JBS owns a large segment of the U.S. meat-processing industry and some of this lab-grown meat is likely to make its way from Spain to the U.S. and other countries.
This will be the world’s answer to increasing global famine, much of which is created by the very sustainable development measures that they say will save the earth and humanity. They will actually destroy both if allowed.
U.S. beef cattle herds are currently at their lowest levels since 1962 and beef is getting more expensive by the day as a result of the historically low stocks. Farmers have slaughtered off much of their herds because they can’t afford to feed them with the rising prices of corn.
The massive fake-meat factory in Spain is scheduled to go online in mid-2024.
One of the ways these “innovators” are able to grow cultured fake meat so fast is by harnessing the replicating ability of animal cancer cells.
National Cattlemen’s Beef Association President Todd Wilkinson, commenting on the news of JBS’ latest project, told Northern Ag Network that this move is one of the biggest to face the meat industry.
Wilkinson said, “We’ll gladly compete against that, but the consumer needs to know at the counter what they’re buying. I just don’t want the beef industry to go by way of what happened to milk and lose the ability to identify our product as unique and natural. They can say that it’s designed to feed the world, but it’s feeding the world a non-natural product and it’s a product that is going to require more energy to produce, and don’t tell me it’s sustainable.”
JBS has taken a lot of heat from climate activists for sourcing meat from farms that “contribute to the destruction of the Amazon rainforest.”
In a world gone crazy with the obsession to eliminate carbon, this fake-meat initiative is likely its way of buying back some carbon credits to offset its negative impact on the environment, even though, as Wilkinson alludes, it takes even more energy to produce meat in a lab than it does on an actual farm.
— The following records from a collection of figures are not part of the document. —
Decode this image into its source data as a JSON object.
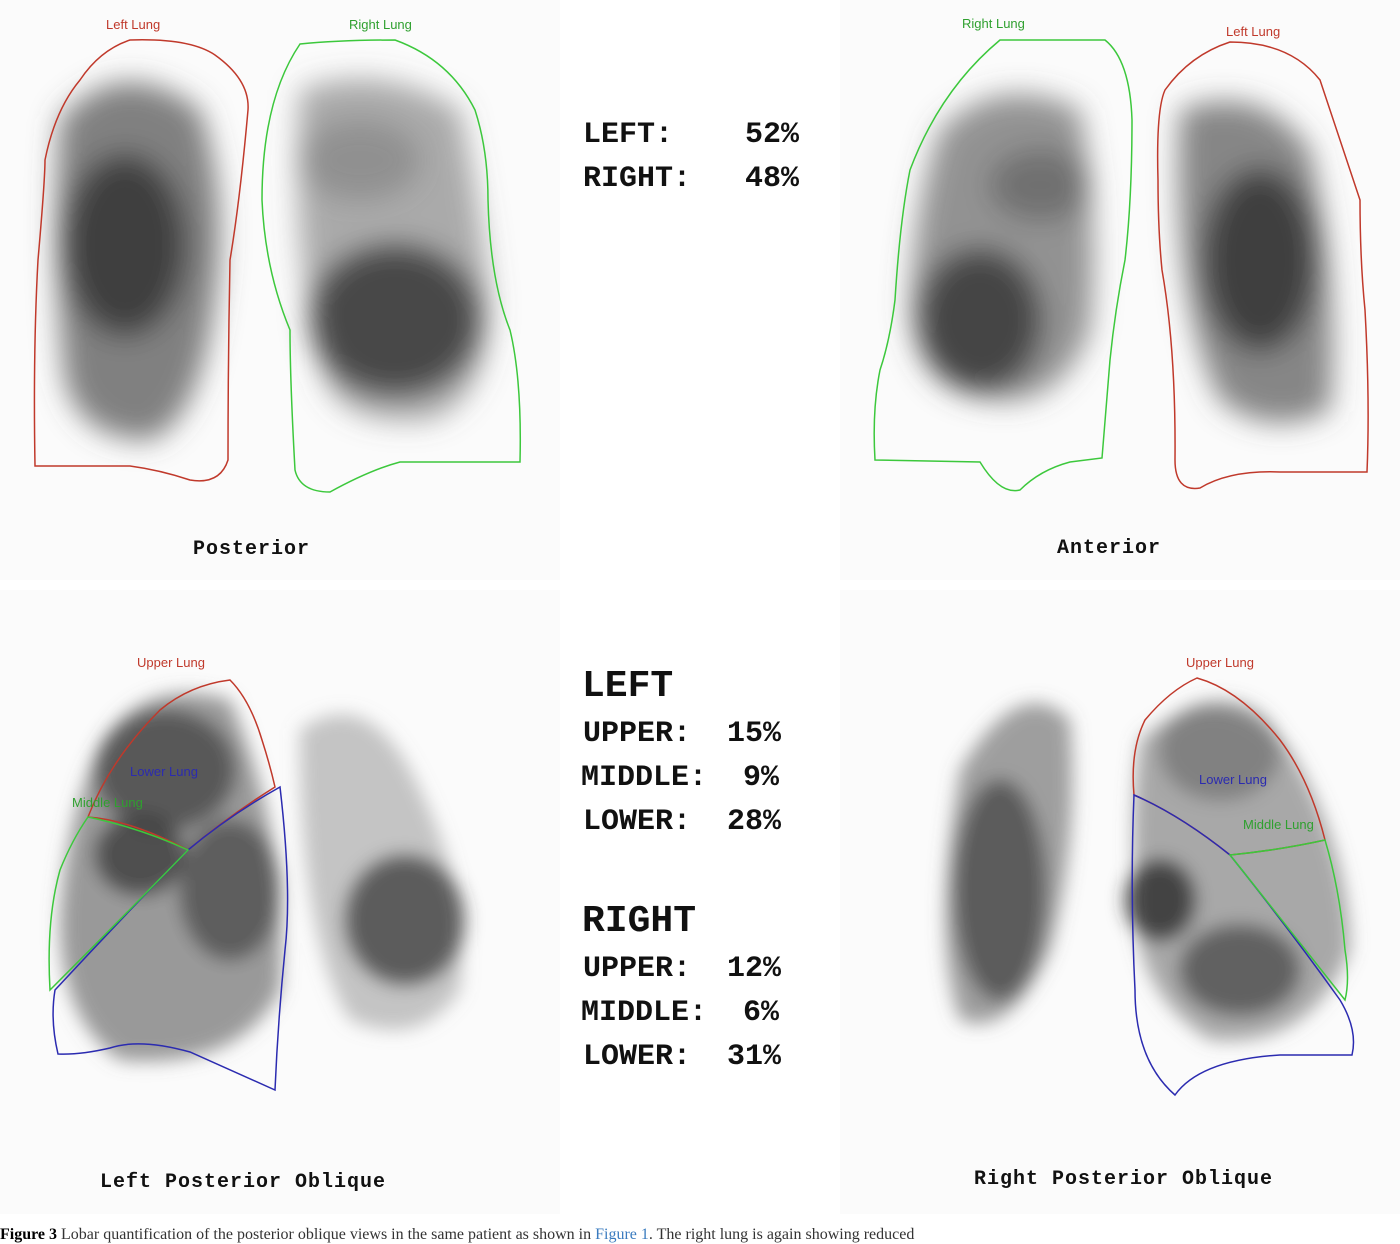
{
  "colors": {
    "left_lung_roi": "#c0392b",
    "right_lung_roi": "#3cc83c",
    "upper_lung_roi": "#c0392b",
    "lower_lung_roi": "#2b2bb0",
    "middle_lung_roi": "#3cc83c"
  },
  "panels": {
    "posterior": {
      "label": "Posterior",
      "roi_left": "Left Lung",
      "roi_right": "Right Lung"
    },
    "anterior": {
      "label": "Anterior",
      "roi_right": "Right Lung",
      "roi_left": "Left Lung"
    },
    "lpo": {
      "label": "Left Posterior Oblique",
      "roi_upper": "Upper Lung",
      "roi_lower": "Lower Lung",
      "roi_middle": "Middle Lung"
    },
    "rpo": {
      "label": "Right Posterior Oblique",
      "roi_upper": "Upper Lung",
      "roi_lower": "Lower Lung",
      "roi_middle": "Middle Lung"
    }
  },
  "totals": {
    "left": "LEFT:    52%",
    "right": "RIGHT:   48%"
  },
  "lobar": {
    "left_heading": "LEFT",
    "left_upper": "UPPER:  15%",
    "left_middle": "MIDDLE:  9%",
    "left_lower": "LOWER:  28%",
    "right_heading": "RIGHT",
    "right_upper": "UPPER:  12%",
    "right_middle": "MIDDLE:  6%",
    "right_lower": "LOWER:  31%"
  },
  "caption": {
    "prefix": "Figure 3",
    "text": " Lobar quantification of the posterior oblique views in the same patient as shown in ",
    "link": "Figure 1",
    "suffix": ". The right lung is again showing reduced"
  }
}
According to Northern Ag Network, Wilkinson testified before a subcommittee of the U.S. Senate on October 19, 2019, and explained then how the climate radicals were going to try to destroy the American cattle industry. Then, after the destruction is well under way, they will come in with their answer to the problem: fake meat.
Wilkinson, a South Dakota cattle rancher, told the subcommittee that contrary to the claims of some environmental and anti-animal-agriculture activists, “American beef production and consumption is a climate change solution.”
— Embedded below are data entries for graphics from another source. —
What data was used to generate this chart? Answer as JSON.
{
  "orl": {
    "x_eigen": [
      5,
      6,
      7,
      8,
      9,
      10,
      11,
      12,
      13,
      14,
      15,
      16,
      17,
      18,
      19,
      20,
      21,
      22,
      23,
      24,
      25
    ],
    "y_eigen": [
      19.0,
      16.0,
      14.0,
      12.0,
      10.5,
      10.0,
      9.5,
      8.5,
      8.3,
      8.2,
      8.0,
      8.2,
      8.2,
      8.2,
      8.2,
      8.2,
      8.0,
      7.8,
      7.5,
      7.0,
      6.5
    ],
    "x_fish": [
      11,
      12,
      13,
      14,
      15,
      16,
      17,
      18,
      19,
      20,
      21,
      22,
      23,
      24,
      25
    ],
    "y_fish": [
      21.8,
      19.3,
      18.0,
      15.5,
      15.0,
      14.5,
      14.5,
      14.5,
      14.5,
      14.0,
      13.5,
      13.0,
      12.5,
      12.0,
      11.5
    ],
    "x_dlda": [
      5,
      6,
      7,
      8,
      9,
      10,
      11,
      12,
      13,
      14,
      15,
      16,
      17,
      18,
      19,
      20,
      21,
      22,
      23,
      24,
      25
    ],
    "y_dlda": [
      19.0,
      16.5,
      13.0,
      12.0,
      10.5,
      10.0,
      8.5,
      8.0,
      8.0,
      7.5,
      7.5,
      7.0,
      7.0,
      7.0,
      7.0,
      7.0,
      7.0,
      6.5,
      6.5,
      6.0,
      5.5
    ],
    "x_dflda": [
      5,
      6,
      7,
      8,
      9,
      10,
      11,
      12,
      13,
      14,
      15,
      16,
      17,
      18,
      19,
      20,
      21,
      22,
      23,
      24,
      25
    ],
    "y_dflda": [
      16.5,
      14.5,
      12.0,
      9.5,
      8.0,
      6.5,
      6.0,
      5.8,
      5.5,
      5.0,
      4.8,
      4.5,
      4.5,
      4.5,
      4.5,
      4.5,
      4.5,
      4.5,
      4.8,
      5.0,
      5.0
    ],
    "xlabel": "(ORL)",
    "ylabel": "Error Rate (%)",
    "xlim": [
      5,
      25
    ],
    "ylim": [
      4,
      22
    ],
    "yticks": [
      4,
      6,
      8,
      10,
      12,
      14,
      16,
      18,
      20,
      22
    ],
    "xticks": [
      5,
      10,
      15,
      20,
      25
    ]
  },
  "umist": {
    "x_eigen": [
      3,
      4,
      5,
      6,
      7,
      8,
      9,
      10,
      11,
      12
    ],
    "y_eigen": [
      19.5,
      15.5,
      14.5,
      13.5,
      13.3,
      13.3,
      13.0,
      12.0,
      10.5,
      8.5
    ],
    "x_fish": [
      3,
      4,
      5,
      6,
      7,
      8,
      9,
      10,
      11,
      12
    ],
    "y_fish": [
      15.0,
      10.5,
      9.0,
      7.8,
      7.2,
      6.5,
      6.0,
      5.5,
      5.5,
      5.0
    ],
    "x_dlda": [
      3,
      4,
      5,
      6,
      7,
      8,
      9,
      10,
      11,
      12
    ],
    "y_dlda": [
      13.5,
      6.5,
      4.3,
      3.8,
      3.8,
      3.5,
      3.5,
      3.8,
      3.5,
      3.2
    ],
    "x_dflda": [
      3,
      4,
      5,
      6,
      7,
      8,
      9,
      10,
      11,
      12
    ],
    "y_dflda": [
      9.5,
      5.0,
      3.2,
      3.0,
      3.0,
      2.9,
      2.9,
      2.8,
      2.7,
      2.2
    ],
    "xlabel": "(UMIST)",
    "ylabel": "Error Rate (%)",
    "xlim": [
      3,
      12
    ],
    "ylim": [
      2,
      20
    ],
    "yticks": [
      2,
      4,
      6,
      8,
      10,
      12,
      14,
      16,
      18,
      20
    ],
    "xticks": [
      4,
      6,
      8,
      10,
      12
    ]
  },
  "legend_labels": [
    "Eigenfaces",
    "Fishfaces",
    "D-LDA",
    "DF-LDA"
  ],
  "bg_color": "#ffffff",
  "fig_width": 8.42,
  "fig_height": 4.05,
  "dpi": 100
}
“Climate policies that unfairly target cattle producers fail to recognize the positive role of cattle and beef in a healthy, sustainable food system,” Wilkinson told members of the U.S. Senate’s Environment and Public Works Subcommittee on Clean Air and Nuclear Safety. “Rather than adopting misguided policies that threaten the viability of farmers and ranchers, we want to shift the conversation.”
Norther Ag reported that, in his testimony, Wilkinson discussed the environmental benefits of grazing, and busted myths about the effect of methane on global climate.
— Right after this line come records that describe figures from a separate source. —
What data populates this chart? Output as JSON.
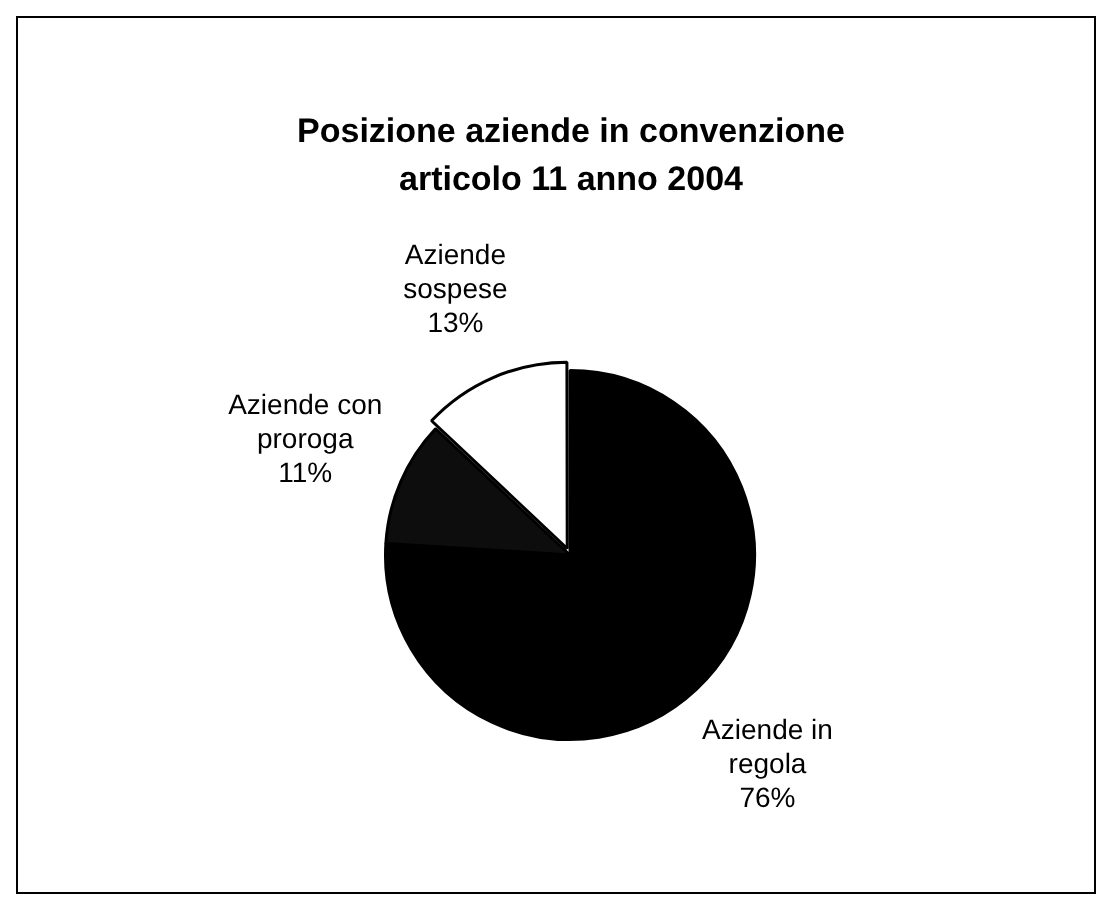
{
  "chart_data": {
    "type": "pie",
    "title": "Posizione aziende in convenzione articolo 11 anno 2004",
    "categories": [
      "Aziende in regola",
      "Aziende con proroga",
      "Aziende sospese"
    ],
    "values": [
      76,
      11,
      13
    ],
    "colors": [
      "#000000",
      "#0d0d0d",
      "#ffffff"
    ],
    "value_labels": [
      "76%",
      "11%",
      "13%"
    ],
    "legend": false
  }
}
“(Grazing) naturally sequesters carbon, a benefit compounded by ruminant grazing,” Wilkinson explained. “Grazing builds deep root systems in prairie grasses, which improve soil health. Healthy soils retain more water, sequester more carbon, and increase the resiliency of our ranches.”
“Methane emissions from cattle are part of the natural methane cycle,” Wilkinson continued. “Within 10 years, more than 90 percent of that methane combines with oxygen in the atmosphere and converts to CO2. Methane has no long-term impact on climate when emissions and oxidation are in balance. And this balance has been maintained for centuries.”
Bottom line: We know grass-fed, farm-raised beef, consumed for thousands of years, is safe and health for human consumption as long as it’s kept free from dangerous Pharmaceutical products, including mRNA “vaccines.” We know nothing about the health effects of lab-grown meat over the short, medium or long terms.
Just say no to the technocratic elites peddling fake meat and insects to the masses while they continue to dine on the finest cuts of beef.